> "We have to upgrade right now because everything is on fire!", I don't know ex...

0xbadcafebee · on Oct 28, 2019

With DevOps you monitor [at least] four metrics: lead time for changes, deployment frequency, mean time to recover/restore service, and change failure rate. These indicators show if you're improving, stagnating, or straining. You can also track more specific service level indicators, the amount of toil to project work, and tech debt versus feature backlogs.

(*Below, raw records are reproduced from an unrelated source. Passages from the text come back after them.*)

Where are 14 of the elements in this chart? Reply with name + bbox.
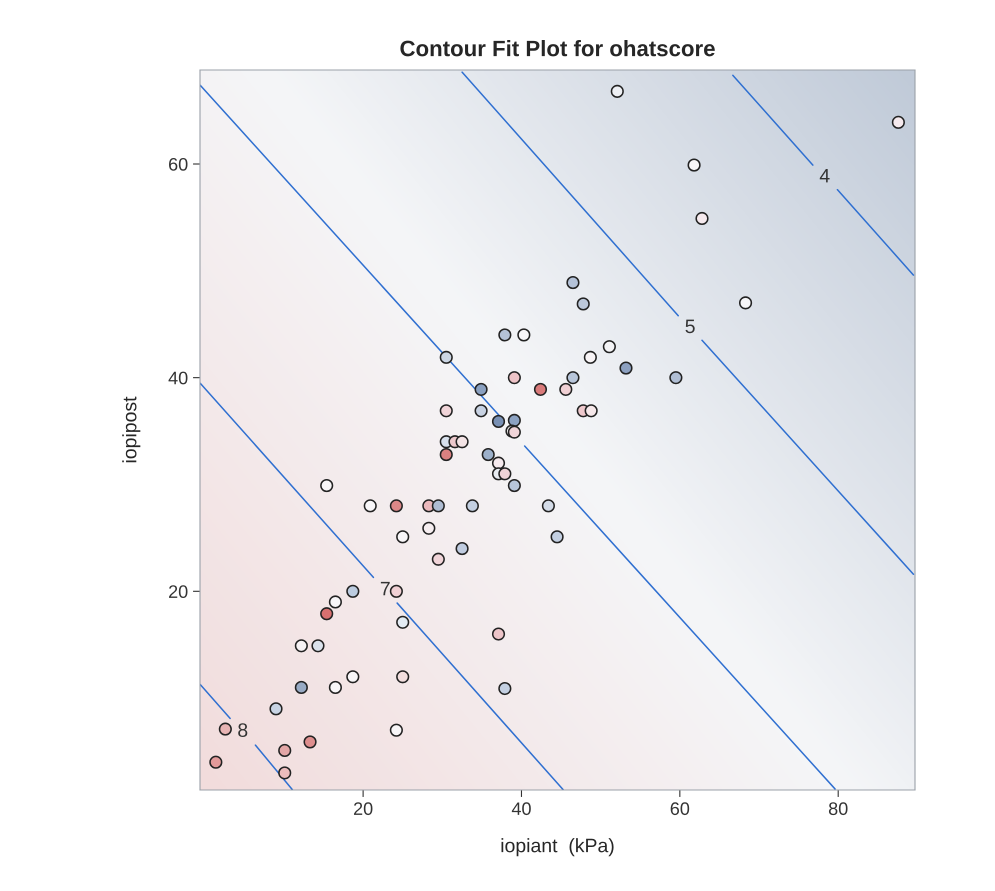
y-tick-label: 40 xyxy=(168,372,188,384)
series-label: 8 xyxy=(238,723,248,737)
x-tick-label: 80 xyxy=(828,802,848,816)
x-tick-label: 20 xyxy=(354,802,372,816)
series-label: 5 xyxy=(686,320,695,334)
x-tick-label: 40 xyxy=(512,802,531,816)
series-label: 4 xyxy=(820,169,830,182)
y-tick-label: 60 xyxy=(169,158,188,171)
y-axis-title: iopipost xyxy=(122,396,140,462)
chart-title: Contour Fit Plot for ohatscore xyxy=(400,40,715,56)
x-axis-title: iopiant (kPa) xyxy=(502,838,614,856)
series-label: 7 xyxy=(380,582,390,596)
y-tick-label: 20 xyxy=(169,585,188,598)
x-tick-label: 60 xyxy=(670,802,690,816)
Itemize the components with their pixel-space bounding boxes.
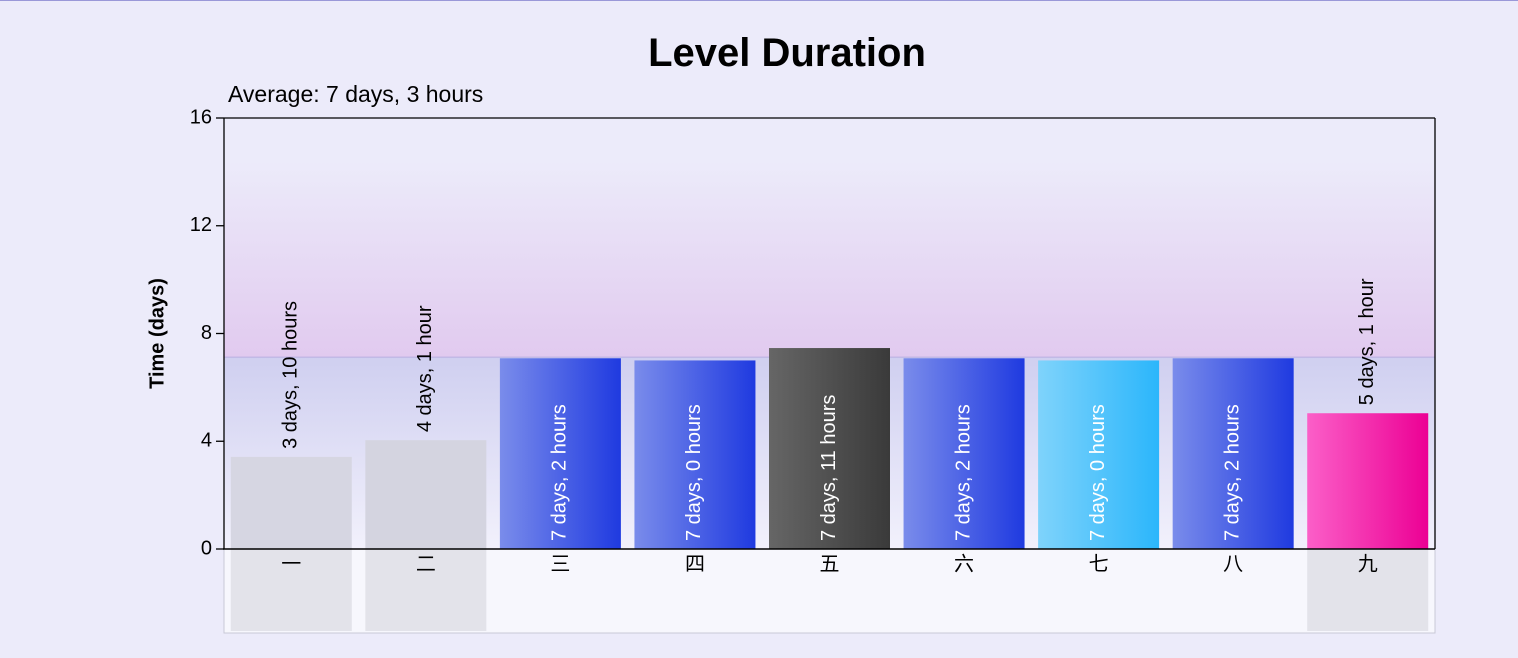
category-highlight-box xyxy=(1307,549,1429,631)
x-tick-label: 四 xyxy=(685,553,705,575)
y-tick-label: 16 xyxy=(190,106,212,128)
bar-5 xyxy=(769,348,890,549)
x-tick-label: 三 xyxy=(550,553,570,575)
bar-9 xyxy=(1307,413,1429,549)
x-tick-label: 二 xyxy=(416,553,436,575)
bar-7 xyxy=(1038,360,1160,549)
chart-title: Level Duration xyxy=(648,31,926,75)
x-tick-label: 八 xyxy=(1223,553,1243,575)
data-label: 7 days, 2 hours xyxy=(1221,404,1243,541)
data-label: 7 days, 11 hours xyxy=(818,395,840,541)
category-highlight-box xyxy=(230,549,352,631)
data-label: 7 days, 0 hours xyxy=(683,404,705,541)
bar-6 xyxy=(903,358,1025,549)
y-tick-label: 0 xyxy=(201,537,212,559)
y-tick-label: 4 xyxy=(201,430,212,452)
x-tick-label: 七 xyxy=(1089,552,1109,575)
y-axis-label: Time (days) xyxy=(146,278,168,389)
category-highlight-box xyxy=(365,549,487,631)
data-label: 5 days, 1 hour xyxy=(1356,278,1378,405)
data-label: 7 days, 0 hours xyxy=(1087,404,1109,541)
y-tick-label: 12 xyxy=(190,214,212,236)
plot-bg-above-average xyxy=(224,118,1435,358)
bar-4 xyxy=(634,360,756,549)
bar-2 xyxy=(365,440,487,549)
bar-1 xyxy=(230,456,352,549)
x-tick-label: 六 xyxy=(954,552,974,575)
x-tick-label: 九 xyxy=(1358,552,1378,575)
y-tick-label: 8 xyxy=(201,322,212,344)
x-tick-label: 一 xyxy=(281,553,301,575)
data-label: 7 days, 2 hours xyxy=(952,404,974,541)
x-tick-label: 五 xyxy=(820,553,840,575)
chart-subtitle-average: Average: 7 days, 3 hours xyxy=(228,81,484,107)
data-label: 4 days, 1 hour xyxy=(414,305,436,432)
bar-3 xyxy=(499,358,621,549)
data-label: 3 days, 10 hours xyxy=(280,301,302,449)
bar-8 xyxy=(1172,358,1294,549)
data-label: 7 days, 2 hours xyxy=(549,404,571,541)
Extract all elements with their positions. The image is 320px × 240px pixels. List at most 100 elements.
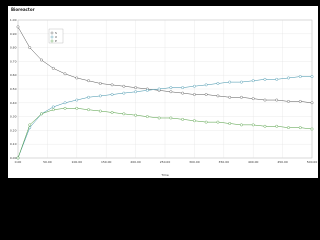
x-tick-label: 500.00 <box>307 160 318 164</box>
data-point <box>204 120 208 124</box>
chart-title: Bioreactor <box>11 7 35 12</box>
y-tick-label: 0.90 <box>10 32 17 36</box>
x-tick-label: 450.00 <box>277 160 288 164</box>
x-axis-label: Time <box>160 173 168 177</box>
data-point <box>75 76 79 80</box>
data-point <box>298 100 302 103</box>
data-point <box>63 101 67 105</box>
series-line <box>17 108 313 159</box>
page: {"chart_data":{"type":"line","title":"Bi… <box>8 6 318 178</box>
x-tick-label: 150.00 <box>101 160 112 164</box>
y-tick-label: 0.30 <box>10 115 17 119</box>
data-point <box>251 97 255 101</box>
data-point <box>287 126 290 130</box>
x-tick-label: 250.00 <box>160 160 171 164</box>
series-line <box>17 26 313 104</box>
x-tick-label: 0.00 <box>15 160 22 164</box>
data-point <box>87 95 90 99</box>
x-tick-label: 100.00 <box>72 160 83 164</box>
data-point <box>110 93 114 96</box>
data-point <box>87 108 90 112</box>
data-point <box>275 77 279 81</box>
legend-marker <box>50 31 54 35</box>
chart: Bioreactor Time 0.00 0.10 0.20 0.30 0.40 0.50… <box>8 6 318 178</box>
y-tick-label: 0.60 <box>10 73 17 77</box>
data-point <box>181 117 185 121</box>
data-point <box>51 105 55 109</box>
x-tick-label: 350.00 <box>219 160 230 164</box>
data-point <box>40 58 43 62</box>
y-tick-label: 0.80 <box>10 46 17 50</box>
data-point <box>287 76 290 80</box>
data-point <box>181 91 185 95</box>
data-point <box>169 116 173 120</box>
data-point <box>51 108 55 112</box>
y-tick-label: 0.00 <box>10 156 17 160</box>
data-point <box>134 90 138 94</box>
data-point <box>40 112 43 116</box>
data-point <box>298 126 302 130</box>
data-point <box>192 84 196 88</box>
data-point <box>122 84 126 88</box>
y-tick-label: 0.40 <box>10 101 17 105</box>
data-point <box>28 46 32 49</box>
data-point <box>263 98 267 102</box>
data-point <box>216 94 220 98</box>
data-point <box>275 98 279 102</box>
data-point <box>216 120 220 124</box>
data-point <box>169 86 173 90</box>
data-point <box>63 72 67 76</box>
x-tick-label: 400.00 <box>248 160 259 164</box>
data-point <box>122 112 126 116</box>
y-tick-label: 0.50 <box>10 87 17 91</box>
data-point <box>310 127 314 131</box>
data-point <box>98 82 102 85</box>
data-point <box>63 106 67 110</box>
data-point <box>216 82 220 85</box>
data-point <box>110 83 114 87</box>
x-tick-label: 50.00 <box>43 160 52 164</box>
data-point <box>75 98 79 102</box>
y-tick-label: 0.70 <box>10 59 17 63</box>
data-point <box>228 122 232 125</box>
data-point <box>51 66 55 70</box>
data-point <box>122 91 126 95</box>
legend-marker <box>50 39 54 43</box>
legend-label: X <box>55 35 57 39</box>
data-point <box>192 119 196 123</box>
data-point <box>240 80 243 84</box>
data-point <box>157 116 161 120</box>
data-point <box>98 109 102 113</box>
y-tick-label: 1.00 <box>10 18 17 22</box>
data-point <box>145 115 149 119</box>
data-point <box>181 86 185 90</box>
data-point <box>251 79 255 83</box>
data-point <box>263 77 267 81</box>
data-point <box>263 124 267 128</box>
y-tick-label: 0.10 <box>10 142 17 146</box>
data-point <box>98 94 102 98</box>
data-point <box>310 101 314 105</box>
data-point <box>251 123 255 127</box>
legend-label: P <box>55 39 57 43</box>
data-point <box>275 124 279 128</box>
data-point <box>240 123 243 127</box>
data-point <box>228 95 232 99</box>
data-point <box>310 75 314 78</box>
legend-label: S <box>55 31 57 35</box>
data-point <box>145 88 149 92</box>
y-tick-label: 0.20 <box>10 128 17 132</box>
x-tick-label: 200.00 <box>130 160 141 164</box>
data-point <box>134 113 138 117</box>
data-point <box>298 75 302 78</box>
data-point <box>16 25 20 29</box>
data-point <box>192 93 196 96</box>
data-point <box>75 106 79 110</box>
data-point <box>287 100 290 103</box>
data-point <box>204 83 208 87</box>
data-point <box>157 87 161 91</box>
x-tick-label: 300.00 <box>189 160 200 164</box>
data-point <box>228 80 232 84</box>
data-point <box>16 156 20 160</box>
data-point <box>240 95 243 99</box>
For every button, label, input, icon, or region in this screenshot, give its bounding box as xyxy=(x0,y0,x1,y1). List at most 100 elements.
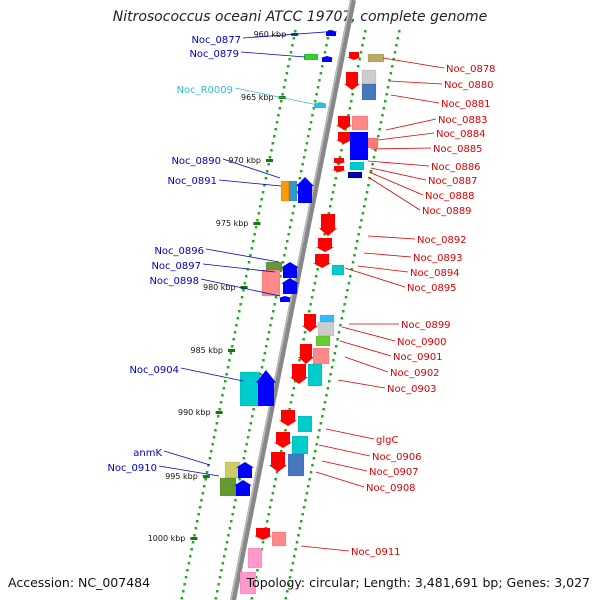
tick-dot xyxy=(284,429,287,432)
tick-dot xyxy=(256,569,259,572)
tick-dot xyxy=(307,485,310,488)
tick-dot xyxy=(184,576,188,579)
tick-dot xyxy=(224,548,227,551)
tick-dot xyxy=(348,107,352,110)
gene-arrow-up xyxy=(324,30,338,36)
tick-dot xyxy=(295,541,299,544)
tick-dot xyxy=(314,100,317,103)
tick-dot xyxy=(212,436,216,439)
tick-dot xyxy=(270,149,273,152)
tick-dot xyxy=(359,51,363,54)
gene-arrow-down xyxy=(336,116,352,130)
tick-dot xyxy=(229,352,233,355)
tick-dot xyxy=(330,366,334,369)
tick-dot xyxy=(282,86,286,89)
gene-arrow-up xyxy=(278,296,292,302)
gene-arrow-down xyxy=(279,410,297,426)
gene-block xyxy=(239,371,261,407)
tick-dot xyxy=(300,170,303,173)
left-gene-label-leader xyxy=(158,465,220,477)
tick-dot xyxy=(287,233,290,236)
left-gene-label: Noc_0879 xyxy=(189,49,239,60)
tick-dot xyxy=(265,345,268,348)
tick-dot xyxy=(395,44,398,47)
tick-dot xyxy=(263,352,267,355)
right-gene-label: Noc_0885 xyxy=(433,144,483,155)
tick-dot xyxy=(205,471,209,474)
gene-block xyxy=(307,363,323,387)
tick-dot xyxy=(305,492,309,495)
tick-dot xyxy=(269,324,272,327)
right-gene-label: Noc_0883 xyxy=(438,115,488,126)
tick-dot xyxy=(316,436,320,439)
tick-dot xyxy=(226,366,230,369)
tick-dot xyxy=(251,415,254,418)
gene-block xyxy=(351,115,369,131)
gene-arrow-up xyxy=(256,370,276,406)
tick-dot xyxy=(270,317,274,320)
tick-dot xyxy=(249,422,253,425)
tick-dot xyxy=(308,128,311,131)
tick-dot xyxy=(392,58,395,61)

The "everything's on fire" metaphor also has a larger context. Sure, when people are getting woken up in the middle of the night because the site is down, shit's on fire. But also "we're constantly missing our deadlines" is shit's on fire, "our customers are not satisfied" is shit's on fire, "our overhead is way too high for what we're delivering" is shit's on fire. If you're out on the water and building a new boat because yours is on fire, it's a little late.

war1025 · on Oct 28, 2019

I think we're both saying basically the same thing. So I agree.

noobiemcfoob · on Oct 28, 2019

My experience echoes yours. We had 2 senior devs and 1 junior. We had one major event in 3 years -- a long weekend where things were on fire with code being updated on the half hour. But afterwards, we had so many indicators of when things were even approaching that level the job got almost boringly simple afterwards.